The US (and Europe) need a crash, not in living standards, but in price structures. That means the people at the top need to become a lot less rich, very very fast. Social welfare isn’t a problem, actually, letting ordinary people have a backup so they can take risks and start new companies is a good thing, and so is forcing companies to really compete for employees. Tech advancement and economic growth was far better in periods with when the US had more generous welfare systems.
Obviously these policies are extremely radical, and equally obviously, America isn’t going to pursue them, so anti-China sanctions are basically pointless and actually accelerate their tech progress.

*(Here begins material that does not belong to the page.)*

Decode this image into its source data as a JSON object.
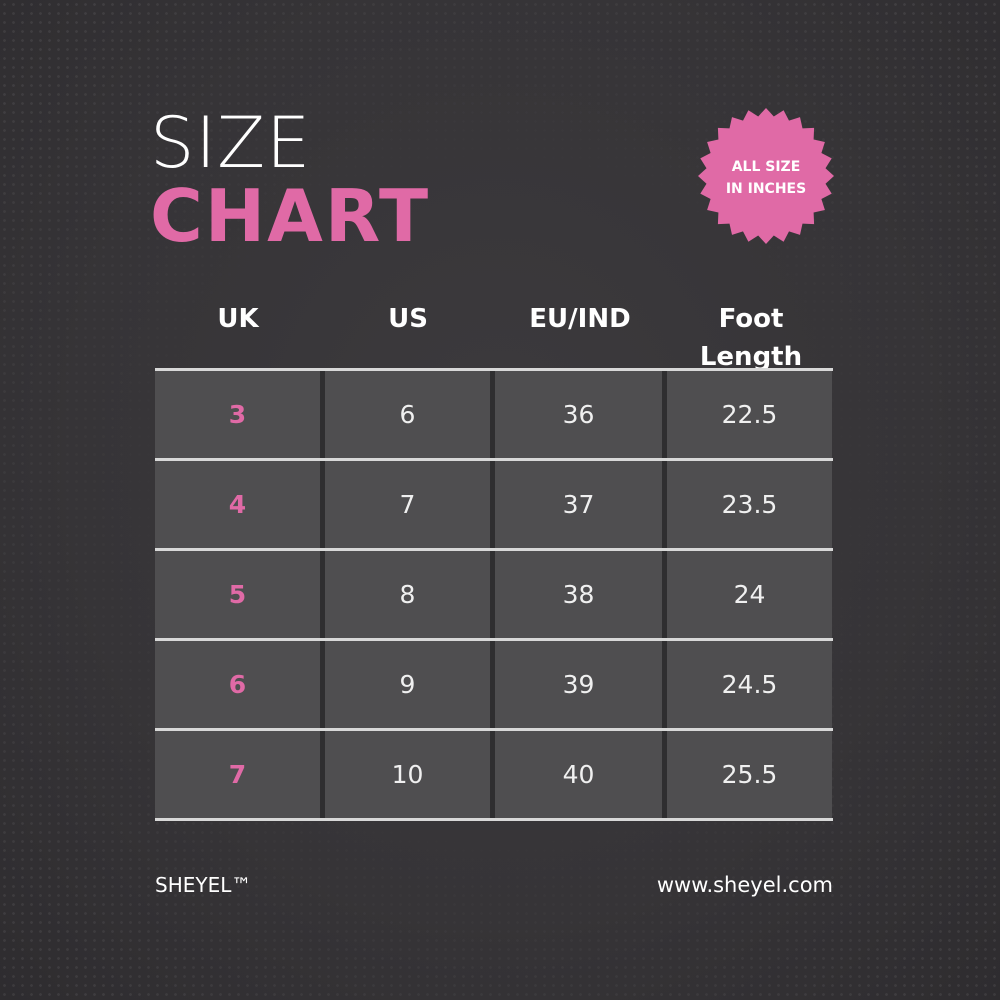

China now has the lead in more techs than not. That’s not going to change: it’s going to get worse. When the US sent its industrial base to China that became inevitable because all “end of history” bullshit was, in fact, bullshit. Capitalism doesn’t require representative democracy and neither does fast technological progress. (It doesn’t need capitalism, per se, either, but that’s the only solution we know and it was necessary for China to do capitalism to get the industrial base transfer. Also, again, another book sized topic.)
Anyway, again, anti-China or Russia sanctions increase the speed with which they catch up in tech, not decrease it. The Russia sanctions could have been justified if they let Ukraine win, but obviously they didn’t, and it should have been obvious at the time they wouldn’t because of China’s very good reason for not allowing them to work.
Our leaders, still only good at making themselves richer, worthless for all other purposes. And, in the end, the policies they pursued to make themselves rich will just turn them into the people running shithole countries which don’t much matter.